"After the easing of sanctions (in Jan. 2016) until the end of last month, foreign companies signed 215 time-charter and single-voyage deals for NITC tankers," Sirous Kianersi told Tasnim News Agency on Wednesday.
The agreements were signed with France's Total, Royal Dutch Shell, Spain's Cepsa, Vitol, Hanwha Total of South Korea, India's Essar, Turkish refiner Tupras, China's CNPC and Oilmar Shipping and Chartering, among others.
Total, which became the first major western company to reenter Iran's energy market after the lifting of sanctions, placed the first purchase order for Iranian crude in Feb. 2016 alongside Cepsa and Russia's Lukoil.
Leasing idle vessels is a source of revenue for the state oil shipping company that operates one of the world's largest tanker fleets. NITC has yet to disclose the value of its contracts.
"The most lucrative charter deals belong to Very Large Crude Carriers (VLCCs) with the capacity to haul up to 320,000 tons of products, followed by smaller types of carriers, including Suezmax (120,000-180,000 tons) and Aframax (75,000-120,000 tons)," the official noted.

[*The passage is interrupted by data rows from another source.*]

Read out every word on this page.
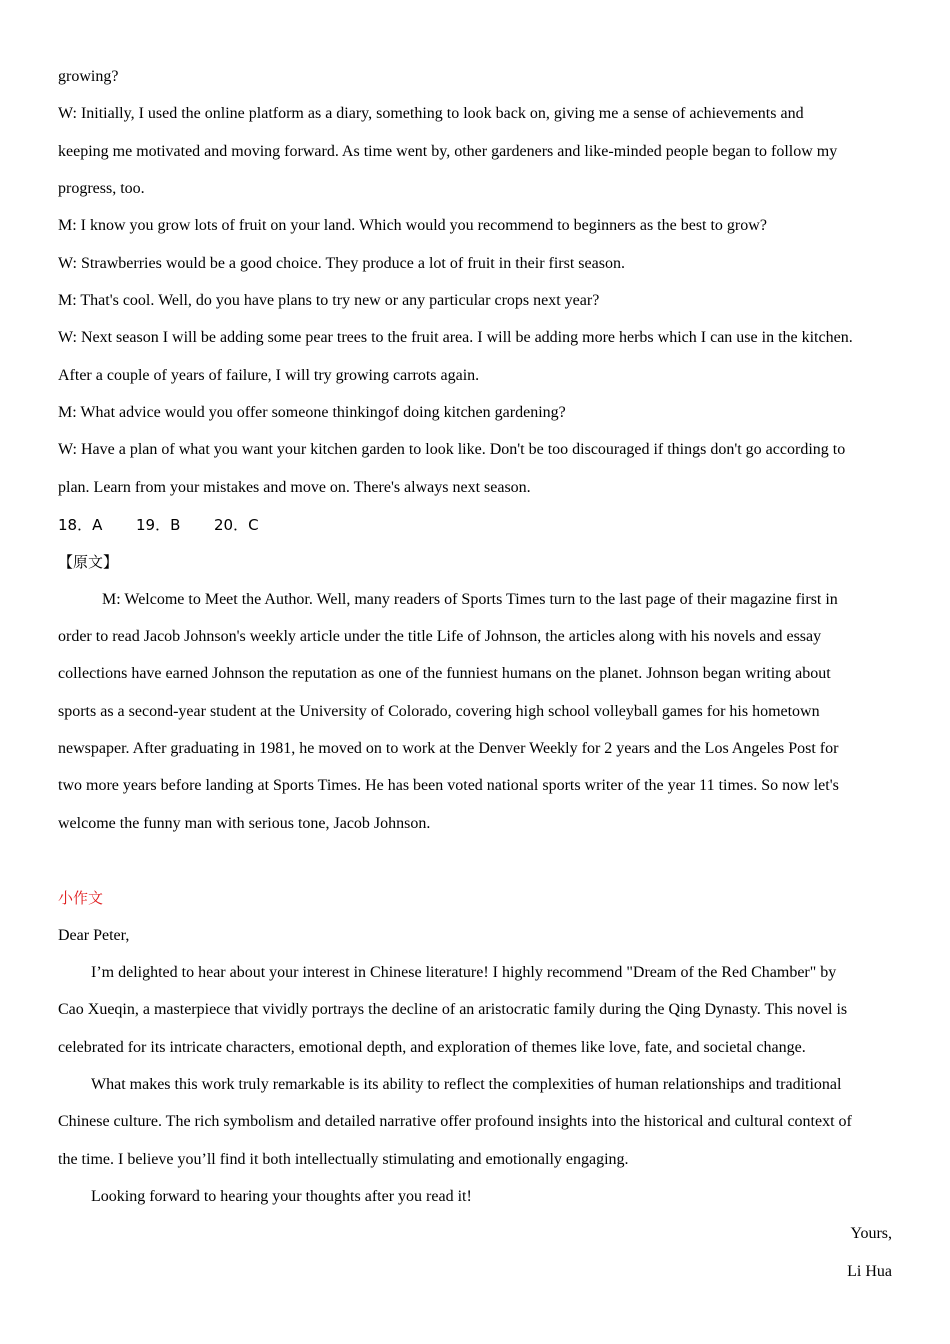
growing?
W: Initially, I used the online platform as a diary, something to look back on, giving me a sense of achievements and
keeping me motivated and moving forward. As time went by, other gardeners and like-minded people began to follow my
progress, too.
M: I know you grow lots of fruit on your land. Which would you recommend to beginners as the best to grow?
W: Strawberries would be a good choice. They produce a lot of fruit in their first season.
M: That's cool. Well, do you have plans to try new or any particular crops next year?
W: Next season I will be adding some pear trees to the fruit area. I will be adding more herbs which I can use in the kitchen.
After a couple of years of failure, I will try growing carrots again.
M: What advice would you offer someone thinkingof doing kitchen gardening?
W: Have a plan of what you want your kitchen garden to look like. Don't be too discouraged if things don't go according to
plan. Learn from your mistakes and move on. There's always next season.
18．A 19．B 20．C
【原文】
M: Welcome to Meet the Author. Well, many readers of Sports Times turn to the last page of their magazine first in
order to read Jacob Johnson's weekly article under the title Life of Johnson, the articles along with his novels and essay
collections have earned Johnson the reputation as one of the funniest humans on the planet. Johnson began writing about
sports as a second-year student at the University of Colorado, covering high school volleyball games for his hometown
newspaper. After graduating in 1981, he moved on to work at the Denver Weekly for 2 years and the Los Angeles Post for
two more years before landing at Sports Times. He has been voted national sports writer of the year 11 times. So now let's
welcome the funny man with serious tone, Jacob Johnson.
小作文
Dear Peter,
I’m delighted to hear about your interest in Chinese literature! I highly recommend "Dream of the Red Chamber" by
Cao Xueqin, a masterpiece that vividly portrays the decline of an aristocratic family during the Qing Dynasty. This novel is
celebrated for its intricate characters, emotional depth, and exploration of themes like love, fate, and societal change.
What makes this work truly remarkable is its ability to reflect the complexities of human relationships and traditional
Chinese culture. The rich symbolism and detailed narrative offer profound insights into the historical and cultural context of
the time. I believe you’ll find it both intellectually stimulating and emotionally engaging.
Looking forward to hearing your thoughts after you read it!
Yours,
Li Hua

NITC operates some 70 tankers and vessels of all sizes with a capacity of around 15 million deadweight tonnage, one of the world's largest fleet in terms of the number of ships and capacity. It also owns three liquefied natural gas carriers, but the number of such ships are planned to increase when major LNG projects take off.
Kianersi said Iran exports around 2.6 million barrels per day of crude oil and condensate, a type of ultra light crude, with NITC-owned vessels handling about 30% of shipments.
Most of Iran's crude consignments are destined for customers in East Asia, including China, Japan, South Korea, Malaysia and Singapore.
Freight Rates
The NITC chief anticipated an increase in freight costs next year upon the introduction of tighter environmental regulations for vessels.
To cut carbon emissions and other polluting discharges by ships, international tanker operators will be required to renovate their fleet with new equipment as part of efforts to raise their compliance with global shipping policies.
He said an environmental law coming into effect in 2018 pertains to stricter regulations for managing "water ballast" that is defined as water carried by ships that contains harmful aquatic organisms.
"This [environmental drive] will increase leasing costs significantly… While aging tankers that will cost too much to be equipped with new components will inevitably be scrapped," he said.
NITC is pursuing plans to reduce the average age of its fleet to below 10 years old.
Kianersi made no mention of NITC's program for its aging vessels but anticipated that a growing number of international tankers will be sent to the junkyard by 2019 in what would "reduce the global fleet of oil tankers and raise freight rates".